2- Bilmesi şart olan bir bilgi var mı? Bunun eğitimle bir ilgisi yok, çok spesifik bir bilgi parçasından bahsediyorum. Mesela raporlamada çalışacak birisinin Excel’de makro ve formül yazmayı bilmesi lazım. İK/özlükte çalışacak olanın SGK ve İş mevzuatını bilmesi lazım. Mülakatta resmen dümdüz mesleki sorular sormalısınız.

3- Çoğu kez şart değil ama bazı işlerde belli becerilerin aranması gerekebilir. Hemen tanımını yapalım. Beceri, zihinsel veya 5 duyusal olarak yapa yapa kazanılan yatkınlık/ustalıktır.
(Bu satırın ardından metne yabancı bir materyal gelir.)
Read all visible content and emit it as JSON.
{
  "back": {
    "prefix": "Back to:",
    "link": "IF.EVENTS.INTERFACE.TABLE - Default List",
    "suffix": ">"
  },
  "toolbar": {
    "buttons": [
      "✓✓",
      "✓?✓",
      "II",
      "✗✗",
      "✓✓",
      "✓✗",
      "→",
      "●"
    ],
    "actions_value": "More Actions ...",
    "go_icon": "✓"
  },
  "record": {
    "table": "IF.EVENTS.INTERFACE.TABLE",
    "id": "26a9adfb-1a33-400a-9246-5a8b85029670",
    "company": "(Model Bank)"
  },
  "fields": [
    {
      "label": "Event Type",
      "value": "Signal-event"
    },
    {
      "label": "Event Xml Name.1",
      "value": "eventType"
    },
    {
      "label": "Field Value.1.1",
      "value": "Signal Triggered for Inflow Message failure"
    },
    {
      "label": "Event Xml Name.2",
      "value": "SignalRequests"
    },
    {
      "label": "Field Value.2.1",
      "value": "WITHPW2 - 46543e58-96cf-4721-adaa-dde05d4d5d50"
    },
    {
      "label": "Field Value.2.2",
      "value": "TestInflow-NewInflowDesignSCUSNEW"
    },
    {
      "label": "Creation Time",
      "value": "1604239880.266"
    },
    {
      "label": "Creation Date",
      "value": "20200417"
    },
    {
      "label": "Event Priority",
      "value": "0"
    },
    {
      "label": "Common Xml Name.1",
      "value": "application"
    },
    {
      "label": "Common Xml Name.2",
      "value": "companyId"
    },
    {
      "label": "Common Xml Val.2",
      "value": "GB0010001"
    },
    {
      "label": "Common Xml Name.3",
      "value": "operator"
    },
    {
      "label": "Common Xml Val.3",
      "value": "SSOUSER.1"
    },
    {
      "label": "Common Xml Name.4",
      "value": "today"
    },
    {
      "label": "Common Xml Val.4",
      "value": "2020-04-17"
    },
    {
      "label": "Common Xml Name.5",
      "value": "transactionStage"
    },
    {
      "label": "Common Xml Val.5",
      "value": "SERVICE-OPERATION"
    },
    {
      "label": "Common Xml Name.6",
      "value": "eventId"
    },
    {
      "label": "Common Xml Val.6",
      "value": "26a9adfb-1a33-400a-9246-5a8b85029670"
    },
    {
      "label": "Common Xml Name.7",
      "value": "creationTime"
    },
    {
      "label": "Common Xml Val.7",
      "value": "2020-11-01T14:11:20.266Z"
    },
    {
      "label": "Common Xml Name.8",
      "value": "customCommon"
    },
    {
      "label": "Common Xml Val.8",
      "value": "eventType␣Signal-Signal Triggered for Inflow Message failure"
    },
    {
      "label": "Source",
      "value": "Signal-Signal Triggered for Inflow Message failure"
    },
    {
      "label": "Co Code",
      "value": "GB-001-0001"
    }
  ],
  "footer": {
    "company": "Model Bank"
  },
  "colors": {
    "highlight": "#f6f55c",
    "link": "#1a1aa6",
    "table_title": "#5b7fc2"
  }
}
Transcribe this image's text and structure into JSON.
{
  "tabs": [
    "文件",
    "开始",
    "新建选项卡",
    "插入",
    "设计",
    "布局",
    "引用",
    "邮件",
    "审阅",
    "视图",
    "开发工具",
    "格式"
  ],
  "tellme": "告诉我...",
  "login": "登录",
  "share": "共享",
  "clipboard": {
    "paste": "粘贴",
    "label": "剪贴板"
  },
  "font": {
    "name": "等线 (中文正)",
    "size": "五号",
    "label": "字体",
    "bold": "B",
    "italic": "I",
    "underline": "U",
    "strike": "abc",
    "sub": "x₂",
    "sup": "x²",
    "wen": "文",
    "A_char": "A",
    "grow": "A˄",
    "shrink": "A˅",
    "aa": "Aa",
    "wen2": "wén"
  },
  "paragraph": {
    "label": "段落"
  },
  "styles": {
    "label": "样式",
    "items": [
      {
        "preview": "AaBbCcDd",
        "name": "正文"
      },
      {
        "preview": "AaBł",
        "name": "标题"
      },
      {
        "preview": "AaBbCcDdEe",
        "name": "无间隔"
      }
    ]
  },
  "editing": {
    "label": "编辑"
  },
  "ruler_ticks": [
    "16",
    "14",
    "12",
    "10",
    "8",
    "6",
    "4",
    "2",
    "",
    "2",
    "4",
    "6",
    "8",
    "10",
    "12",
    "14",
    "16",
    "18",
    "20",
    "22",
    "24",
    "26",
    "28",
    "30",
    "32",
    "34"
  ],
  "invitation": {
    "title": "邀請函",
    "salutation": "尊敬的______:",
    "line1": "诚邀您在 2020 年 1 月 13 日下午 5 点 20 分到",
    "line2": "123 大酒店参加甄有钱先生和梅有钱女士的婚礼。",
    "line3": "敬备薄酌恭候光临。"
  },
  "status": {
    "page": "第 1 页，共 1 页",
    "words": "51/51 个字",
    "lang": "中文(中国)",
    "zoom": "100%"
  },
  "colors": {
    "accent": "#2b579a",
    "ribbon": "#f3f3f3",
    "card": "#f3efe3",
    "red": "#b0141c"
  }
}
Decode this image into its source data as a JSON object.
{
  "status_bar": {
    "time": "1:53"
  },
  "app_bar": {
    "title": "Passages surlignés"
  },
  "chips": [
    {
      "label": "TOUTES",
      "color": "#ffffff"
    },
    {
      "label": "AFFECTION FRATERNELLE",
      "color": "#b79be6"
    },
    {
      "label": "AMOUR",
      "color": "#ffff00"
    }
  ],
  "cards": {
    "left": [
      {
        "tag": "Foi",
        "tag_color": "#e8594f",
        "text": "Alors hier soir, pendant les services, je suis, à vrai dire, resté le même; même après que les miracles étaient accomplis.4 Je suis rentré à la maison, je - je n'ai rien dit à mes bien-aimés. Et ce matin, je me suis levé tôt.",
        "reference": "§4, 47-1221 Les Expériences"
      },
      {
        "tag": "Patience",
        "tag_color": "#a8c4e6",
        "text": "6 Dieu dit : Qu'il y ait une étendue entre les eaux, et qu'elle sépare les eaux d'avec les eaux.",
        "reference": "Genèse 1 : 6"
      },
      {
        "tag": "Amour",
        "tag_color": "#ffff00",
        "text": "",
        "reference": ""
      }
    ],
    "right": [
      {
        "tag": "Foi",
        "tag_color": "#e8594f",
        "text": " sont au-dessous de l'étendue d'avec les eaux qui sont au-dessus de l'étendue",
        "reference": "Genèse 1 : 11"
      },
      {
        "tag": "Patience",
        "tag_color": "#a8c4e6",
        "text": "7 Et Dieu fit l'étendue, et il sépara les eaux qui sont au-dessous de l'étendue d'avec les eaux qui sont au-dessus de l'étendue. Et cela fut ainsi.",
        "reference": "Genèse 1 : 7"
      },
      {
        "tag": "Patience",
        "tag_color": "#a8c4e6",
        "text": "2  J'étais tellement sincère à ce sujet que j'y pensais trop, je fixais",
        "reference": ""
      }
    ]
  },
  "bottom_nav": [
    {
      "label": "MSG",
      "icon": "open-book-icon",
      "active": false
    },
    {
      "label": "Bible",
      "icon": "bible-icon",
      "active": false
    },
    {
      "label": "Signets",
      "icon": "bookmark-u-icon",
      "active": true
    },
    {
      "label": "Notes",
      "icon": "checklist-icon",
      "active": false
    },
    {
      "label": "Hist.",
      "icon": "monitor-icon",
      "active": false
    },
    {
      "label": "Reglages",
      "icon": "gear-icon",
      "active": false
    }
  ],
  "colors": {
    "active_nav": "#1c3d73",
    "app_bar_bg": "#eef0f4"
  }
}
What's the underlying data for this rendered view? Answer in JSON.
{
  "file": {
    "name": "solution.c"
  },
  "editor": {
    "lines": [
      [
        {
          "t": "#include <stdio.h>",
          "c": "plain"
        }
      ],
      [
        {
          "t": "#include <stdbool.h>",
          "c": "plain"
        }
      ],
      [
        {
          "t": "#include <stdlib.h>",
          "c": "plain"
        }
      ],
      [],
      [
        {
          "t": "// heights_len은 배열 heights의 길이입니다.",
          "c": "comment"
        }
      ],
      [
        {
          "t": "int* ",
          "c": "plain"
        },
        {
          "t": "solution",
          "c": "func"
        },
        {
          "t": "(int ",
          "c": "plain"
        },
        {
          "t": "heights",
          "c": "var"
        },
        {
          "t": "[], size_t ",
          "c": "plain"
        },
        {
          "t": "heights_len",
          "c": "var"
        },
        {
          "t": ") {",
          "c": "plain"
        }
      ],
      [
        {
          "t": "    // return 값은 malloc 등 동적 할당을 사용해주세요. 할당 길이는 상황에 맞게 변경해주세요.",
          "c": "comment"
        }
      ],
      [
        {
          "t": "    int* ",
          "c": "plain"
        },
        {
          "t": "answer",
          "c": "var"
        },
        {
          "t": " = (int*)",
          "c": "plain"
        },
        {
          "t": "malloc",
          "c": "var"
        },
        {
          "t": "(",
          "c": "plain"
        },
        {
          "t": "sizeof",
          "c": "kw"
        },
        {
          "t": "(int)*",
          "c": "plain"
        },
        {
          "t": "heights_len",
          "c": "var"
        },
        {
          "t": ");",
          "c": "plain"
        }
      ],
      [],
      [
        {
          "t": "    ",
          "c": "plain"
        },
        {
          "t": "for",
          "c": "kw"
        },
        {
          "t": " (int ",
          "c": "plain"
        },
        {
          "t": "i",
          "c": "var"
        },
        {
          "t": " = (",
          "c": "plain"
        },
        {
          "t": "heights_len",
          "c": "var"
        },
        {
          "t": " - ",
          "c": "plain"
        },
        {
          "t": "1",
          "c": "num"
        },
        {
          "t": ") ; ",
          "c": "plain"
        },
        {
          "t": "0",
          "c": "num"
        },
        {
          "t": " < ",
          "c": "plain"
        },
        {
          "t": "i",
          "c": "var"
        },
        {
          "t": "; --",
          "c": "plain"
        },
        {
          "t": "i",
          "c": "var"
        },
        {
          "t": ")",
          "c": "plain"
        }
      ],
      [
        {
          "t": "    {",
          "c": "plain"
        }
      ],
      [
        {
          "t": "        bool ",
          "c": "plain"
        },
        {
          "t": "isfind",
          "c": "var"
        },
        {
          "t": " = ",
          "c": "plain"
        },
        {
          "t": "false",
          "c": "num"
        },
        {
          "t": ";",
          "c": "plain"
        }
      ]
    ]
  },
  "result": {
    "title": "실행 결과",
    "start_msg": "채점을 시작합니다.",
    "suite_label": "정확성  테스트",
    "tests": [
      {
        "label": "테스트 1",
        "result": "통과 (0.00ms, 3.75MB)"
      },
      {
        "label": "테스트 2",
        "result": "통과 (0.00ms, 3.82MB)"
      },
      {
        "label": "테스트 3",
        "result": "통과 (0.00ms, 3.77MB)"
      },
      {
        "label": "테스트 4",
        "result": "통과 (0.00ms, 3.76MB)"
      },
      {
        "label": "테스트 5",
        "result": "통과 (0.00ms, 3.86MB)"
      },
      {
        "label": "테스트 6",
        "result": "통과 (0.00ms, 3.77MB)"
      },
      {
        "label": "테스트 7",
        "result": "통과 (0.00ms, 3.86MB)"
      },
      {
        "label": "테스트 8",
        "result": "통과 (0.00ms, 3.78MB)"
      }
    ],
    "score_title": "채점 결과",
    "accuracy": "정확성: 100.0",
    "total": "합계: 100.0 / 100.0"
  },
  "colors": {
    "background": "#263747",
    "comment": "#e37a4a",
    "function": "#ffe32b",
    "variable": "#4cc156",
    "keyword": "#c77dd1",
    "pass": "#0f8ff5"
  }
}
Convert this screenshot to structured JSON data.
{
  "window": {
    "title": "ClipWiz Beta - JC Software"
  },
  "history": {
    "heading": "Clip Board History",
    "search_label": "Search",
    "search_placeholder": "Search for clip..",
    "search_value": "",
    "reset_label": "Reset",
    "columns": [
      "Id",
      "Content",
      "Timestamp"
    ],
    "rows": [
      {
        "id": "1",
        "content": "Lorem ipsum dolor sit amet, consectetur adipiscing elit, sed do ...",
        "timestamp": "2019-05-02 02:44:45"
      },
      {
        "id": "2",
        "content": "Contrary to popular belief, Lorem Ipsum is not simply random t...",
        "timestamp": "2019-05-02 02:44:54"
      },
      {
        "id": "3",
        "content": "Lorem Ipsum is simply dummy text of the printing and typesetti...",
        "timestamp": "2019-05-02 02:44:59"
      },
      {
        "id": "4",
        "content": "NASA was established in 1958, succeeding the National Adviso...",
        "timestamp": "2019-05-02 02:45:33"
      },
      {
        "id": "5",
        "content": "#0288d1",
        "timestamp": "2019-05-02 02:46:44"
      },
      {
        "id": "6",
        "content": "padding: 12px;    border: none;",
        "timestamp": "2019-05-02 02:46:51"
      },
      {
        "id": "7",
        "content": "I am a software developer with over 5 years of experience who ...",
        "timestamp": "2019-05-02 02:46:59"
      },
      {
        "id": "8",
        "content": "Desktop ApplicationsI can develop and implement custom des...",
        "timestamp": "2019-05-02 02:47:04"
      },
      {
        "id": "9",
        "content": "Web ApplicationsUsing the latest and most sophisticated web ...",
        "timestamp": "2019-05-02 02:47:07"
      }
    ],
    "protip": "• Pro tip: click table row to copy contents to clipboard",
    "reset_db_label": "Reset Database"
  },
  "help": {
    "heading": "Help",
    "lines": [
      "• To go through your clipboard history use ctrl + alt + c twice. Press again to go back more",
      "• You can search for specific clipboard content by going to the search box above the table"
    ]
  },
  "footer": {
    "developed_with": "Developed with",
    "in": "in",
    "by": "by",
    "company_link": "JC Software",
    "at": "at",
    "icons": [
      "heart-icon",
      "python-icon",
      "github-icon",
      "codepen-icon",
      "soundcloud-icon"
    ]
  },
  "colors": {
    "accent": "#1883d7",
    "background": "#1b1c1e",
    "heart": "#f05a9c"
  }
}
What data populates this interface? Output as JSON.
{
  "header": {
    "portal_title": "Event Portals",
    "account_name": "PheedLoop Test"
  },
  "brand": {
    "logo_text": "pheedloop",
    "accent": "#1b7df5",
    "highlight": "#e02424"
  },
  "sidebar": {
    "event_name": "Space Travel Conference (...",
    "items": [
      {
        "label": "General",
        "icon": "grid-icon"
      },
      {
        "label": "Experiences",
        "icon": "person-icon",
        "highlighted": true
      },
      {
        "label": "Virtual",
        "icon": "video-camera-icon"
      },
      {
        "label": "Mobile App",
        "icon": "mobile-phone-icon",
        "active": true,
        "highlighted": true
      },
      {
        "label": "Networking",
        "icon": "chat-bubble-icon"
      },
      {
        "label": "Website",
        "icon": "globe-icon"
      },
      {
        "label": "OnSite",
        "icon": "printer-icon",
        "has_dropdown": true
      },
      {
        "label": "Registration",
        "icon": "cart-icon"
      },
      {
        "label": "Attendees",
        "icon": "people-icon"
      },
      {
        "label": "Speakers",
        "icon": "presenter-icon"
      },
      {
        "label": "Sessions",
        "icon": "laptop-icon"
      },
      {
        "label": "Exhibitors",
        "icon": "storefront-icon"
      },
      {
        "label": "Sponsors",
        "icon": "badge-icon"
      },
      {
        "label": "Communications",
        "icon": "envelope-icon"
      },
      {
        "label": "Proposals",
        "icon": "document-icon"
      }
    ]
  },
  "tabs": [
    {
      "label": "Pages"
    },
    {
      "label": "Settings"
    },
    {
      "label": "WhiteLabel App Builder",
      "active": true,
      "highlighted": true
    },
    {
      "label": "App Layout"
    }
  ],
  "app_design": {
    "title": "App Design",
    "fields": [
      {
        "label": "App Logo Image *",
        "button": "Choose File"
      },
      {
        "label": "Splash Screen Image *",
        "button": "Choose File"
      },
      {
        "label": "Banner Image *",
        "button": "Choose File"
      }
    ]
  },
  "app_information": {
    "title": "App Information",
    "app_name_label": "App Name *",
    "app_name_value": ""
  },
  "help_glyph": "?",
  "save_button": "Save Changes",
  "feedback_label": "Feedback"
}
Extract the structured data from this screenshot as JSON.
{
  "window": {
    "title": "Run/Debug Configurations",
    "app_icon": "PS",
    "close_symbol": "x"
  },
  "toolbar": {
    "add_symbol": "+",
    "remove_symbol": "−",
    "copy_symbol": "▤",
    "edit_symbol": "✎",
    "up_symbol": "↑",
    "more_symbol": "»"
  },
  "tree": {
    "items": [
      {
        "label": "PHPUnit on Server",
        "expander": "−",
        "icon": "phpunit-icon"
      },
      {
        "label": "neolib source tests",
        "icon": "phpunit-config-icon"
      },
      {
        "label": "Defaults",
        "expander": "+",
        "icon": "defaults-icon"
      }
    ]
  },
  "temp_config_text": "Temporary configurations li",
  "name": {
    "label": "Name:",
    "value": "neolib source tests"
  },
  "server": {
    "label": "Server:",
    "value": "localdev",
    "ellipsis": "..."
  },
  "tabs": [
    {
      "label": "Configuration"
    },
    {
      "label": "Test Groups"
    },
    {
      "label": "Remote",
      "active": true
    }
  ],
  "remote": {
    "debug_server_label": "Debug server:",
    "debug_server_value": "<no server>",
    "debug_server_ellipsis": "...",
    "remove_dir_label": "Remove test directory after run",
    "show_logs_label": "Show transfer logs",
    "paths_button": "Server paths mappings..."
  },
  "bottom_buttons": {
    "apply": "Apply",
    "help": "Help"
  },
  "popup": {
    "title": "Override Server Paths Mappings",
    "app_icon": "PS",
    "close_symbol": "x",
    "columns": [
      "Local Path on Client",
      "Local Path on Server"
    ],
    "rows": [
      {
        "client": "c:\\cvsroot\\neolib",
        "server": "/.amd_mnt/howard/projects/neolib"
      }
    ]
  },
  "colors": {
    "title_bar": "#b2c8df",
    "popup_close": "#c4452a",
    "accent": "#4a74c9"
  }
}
Sunum becerisi, geçici hafıza becerisi, hızlı ve hatasız metin yazma becerisi gibi. Açıkçası bir İK’cı alıyorsam yüz ve isim hatırlama becerisine bakarım (belki sırf bundan elenmez ama büyük bir artı olur). Sekreter alıyorsam bir metin yazdırırım. Call center’cı alıyorsam telefonda sesini ve telaffuzunu duymak isterim.

4- Geldik en önemlisine: Tutumlar. Kurum kültürünün karakteristiklerini biliyor olmanız şart. Kıdem bir değer mi? Yıldızlar mı önemli, karınca gibi çalışan grup aidiyeti olan sessiz tipler mi? (yönetici lagalugasını saymam, gerçekten hangisi?) İlişkiler vahşi ve yıpratıcı mı, yoksa bürokratik bir ortam mı var? İşte mülakatçının ustalığı, adayda bunlara uyumlu tutumların varlığını çıkarsayacak cin sorular sormak. Bu, en yaratıcılığa açık bölüm. Mülakatın sanata dönüştüğü yer burası. Geçmişte sesini çıkarmadan katılan çırak mülakatçılarıma hep demişimdir, kendinizi en çok geliştireceğiniz alan ‘tutum eşleştirmesi’dir, buna kafayı kırın diye.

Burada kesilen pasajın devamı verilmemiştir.